CubeSats, tiny satellites about the size of a loaf of bread or smaller, hold the promise of opening space up to low-budget space missions, but currently they're largely restricted to Low-Earth Orbit (LEO). To broaden the scope of these pint-sized spacecraft, NASA is developing its CubeSat Application for Planetary Entry Missions (CAPE) concept, which would see the development of miniature space probes that can be sent in fleets on interplanetary missions for multi-point sampling, as opposed to the bus-sized, do-it-all probes that are currently in service.
CAPE is the brainchild of technologist Jaime Esper at NASA’s Goddard Space Flight Center in Greenbelt, Maryland, who envisions the interplanetary CubeSat as a pair of modules similar to those used on the crew and cargo ships that service the International Space Station (ISS). These would consist of two modules weighing less than 11 lb (4.9 kg) and measuring 4 in (10 cm) on a side. The first would be a service module to power the craft, and the second a Micro-Re-entry Capsule (MIRCA) for entering the atmosphere of Mars or some other planet or moon under study.
The idea is that the CAPE/MICRA spacecraft would be carried by a mothership, which would eject them before reaching the target planet or moon. The service module would then provide power from solar panels or internal batteries and make its way to its target. Once the journey is complete, the MICRA module would separate and enter the planet's atmosphere, where accelerometers, gyros, thermal and pressure sensors, radiometers, and other sensors would send data back to the mothership.
According to NASA, the next step in the project is for the MICRA module to carry out tests later this year at Fort Sumner, New Mexico, where it will be dropped from a high-altitude balloon at an altitude of 18.6 mi (30 km) and accelerate to up to Mach 1 in free fall.
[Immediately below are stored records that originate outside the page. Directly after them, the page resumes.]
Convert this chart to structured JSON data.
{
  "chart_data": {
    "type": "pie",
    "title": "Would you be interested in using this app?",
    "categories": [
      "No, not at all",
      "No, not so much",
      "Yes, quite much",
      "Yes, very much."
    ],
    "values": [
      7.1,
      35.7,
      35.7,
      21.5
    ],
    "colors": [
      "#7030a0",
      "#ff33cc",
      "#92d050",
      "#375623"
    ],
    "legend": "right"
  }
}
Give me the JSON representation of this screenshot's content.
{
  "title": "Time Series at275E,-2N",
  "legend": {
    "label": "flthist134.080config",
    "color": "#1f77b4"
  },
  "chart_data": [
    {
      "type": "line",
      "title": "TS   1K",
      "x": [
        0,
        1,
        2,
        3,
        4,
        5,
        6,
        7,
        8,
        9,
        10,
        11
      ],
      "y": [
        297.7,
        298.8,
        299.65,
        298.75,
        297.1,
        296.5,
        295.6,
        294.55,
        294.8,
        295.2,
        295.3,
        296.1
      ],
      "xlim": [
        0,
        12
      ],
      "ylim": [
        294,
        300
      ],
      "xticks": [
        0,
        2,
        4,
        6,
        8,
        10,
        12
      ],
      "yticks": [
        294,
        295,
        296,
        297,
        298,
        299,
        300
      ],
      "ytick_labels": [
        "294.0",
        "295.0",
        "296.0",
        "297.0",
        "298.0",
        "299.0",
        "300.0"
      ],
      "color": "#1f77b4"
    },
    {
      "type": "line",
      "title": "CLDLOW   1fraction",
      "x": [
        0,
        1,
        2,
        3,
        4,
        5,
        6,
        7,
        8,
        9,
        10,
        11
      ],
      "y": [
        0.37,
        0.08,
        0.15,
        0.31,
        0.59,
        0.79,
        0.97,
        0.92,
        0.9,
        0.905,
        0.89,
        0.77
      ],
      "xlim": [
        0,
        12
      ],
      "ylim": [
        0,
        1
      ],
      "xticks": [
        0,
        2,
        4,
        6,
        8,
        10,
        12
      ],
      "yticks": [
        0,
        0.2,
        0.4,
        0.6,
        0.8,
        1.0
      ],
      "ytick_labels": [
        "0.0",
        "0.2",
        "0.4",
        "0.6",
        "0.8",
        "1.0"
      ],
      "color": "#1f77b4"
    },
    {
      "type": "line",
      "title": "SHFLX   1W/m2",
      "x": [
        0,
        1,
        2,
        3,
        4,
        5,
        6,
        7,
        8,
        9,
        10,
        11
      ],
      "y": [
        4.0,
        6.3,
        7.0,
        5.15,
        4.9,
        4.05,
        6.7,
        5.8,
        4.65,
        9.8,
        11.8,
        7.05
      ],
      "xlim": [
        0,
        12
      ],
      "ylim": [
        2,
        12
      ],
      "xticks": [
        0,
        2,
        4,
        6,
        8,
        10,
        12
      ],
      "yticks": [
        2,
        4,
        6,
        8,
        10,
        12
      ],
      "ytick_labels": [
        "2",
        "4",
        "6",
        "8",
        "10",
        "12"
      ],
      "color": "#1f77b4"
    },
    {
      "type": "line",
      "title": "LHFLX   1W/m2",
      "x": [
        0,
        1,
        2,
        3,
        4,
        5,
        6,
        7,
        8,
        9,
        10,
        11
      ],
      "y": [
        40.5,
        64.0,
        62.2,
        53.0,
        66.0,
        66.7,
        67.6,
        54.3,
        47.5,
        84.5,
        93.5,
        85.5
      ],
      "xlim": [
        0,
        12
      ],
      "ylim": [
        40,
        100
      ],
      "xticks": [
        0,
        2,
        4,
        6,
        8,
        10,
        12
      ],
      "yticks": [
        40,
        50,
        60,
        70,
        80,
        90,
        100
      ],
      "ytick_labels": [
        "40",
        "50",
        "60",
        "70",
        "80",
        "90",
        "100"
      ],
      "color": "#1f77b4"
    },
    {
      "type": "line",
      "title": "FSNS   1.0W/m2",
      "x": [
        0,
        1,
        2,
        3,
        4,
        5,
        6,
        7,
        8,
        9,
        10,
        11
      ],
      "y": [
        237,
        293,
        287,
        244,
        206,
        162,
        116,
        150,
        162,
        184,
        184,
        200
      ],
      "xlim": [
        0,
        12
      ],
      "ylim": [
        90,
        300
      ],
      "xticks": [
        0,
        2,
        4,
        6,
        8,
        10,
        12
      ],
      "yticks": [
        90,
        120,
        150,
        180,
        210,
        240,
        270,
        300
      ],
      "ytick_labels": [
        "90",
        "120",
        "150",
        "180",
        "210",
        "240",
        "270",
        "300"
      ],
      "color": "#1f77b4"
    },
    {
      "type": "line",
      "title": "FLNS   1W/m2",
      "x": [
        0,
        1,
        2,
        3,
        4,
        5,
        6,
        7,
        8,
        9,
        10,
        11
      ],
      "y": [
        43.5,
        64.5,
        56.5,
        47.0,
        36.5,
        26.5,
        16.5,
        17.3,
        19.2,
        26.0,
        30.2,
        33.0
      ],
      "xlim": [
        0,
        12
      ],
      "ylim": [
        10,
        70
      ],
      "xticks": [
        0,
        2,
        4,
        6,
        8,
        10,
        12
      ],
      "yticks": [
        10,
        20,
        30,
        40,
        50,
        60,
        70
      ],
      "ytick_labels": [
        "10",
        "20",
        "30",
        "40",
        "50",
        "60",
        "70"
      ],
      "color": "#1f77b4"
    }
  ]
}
Esper says that he hopes to send the MICRA module to the ISS as early as 2016, so it can be tested under actual space and re-entry conditions.
"The balloon drop of MIRCA will in itself mark the first time a CubeSat planetary entry capsule is flight tested, not only at Goddard, but anywhere else in the world," says Esper, who believes the concept might appeal to universities and cash-strapped researchers. "That in turn enables new opportunities in planetary exploration not available to date, and represents a game-changing opportunity for Goddard."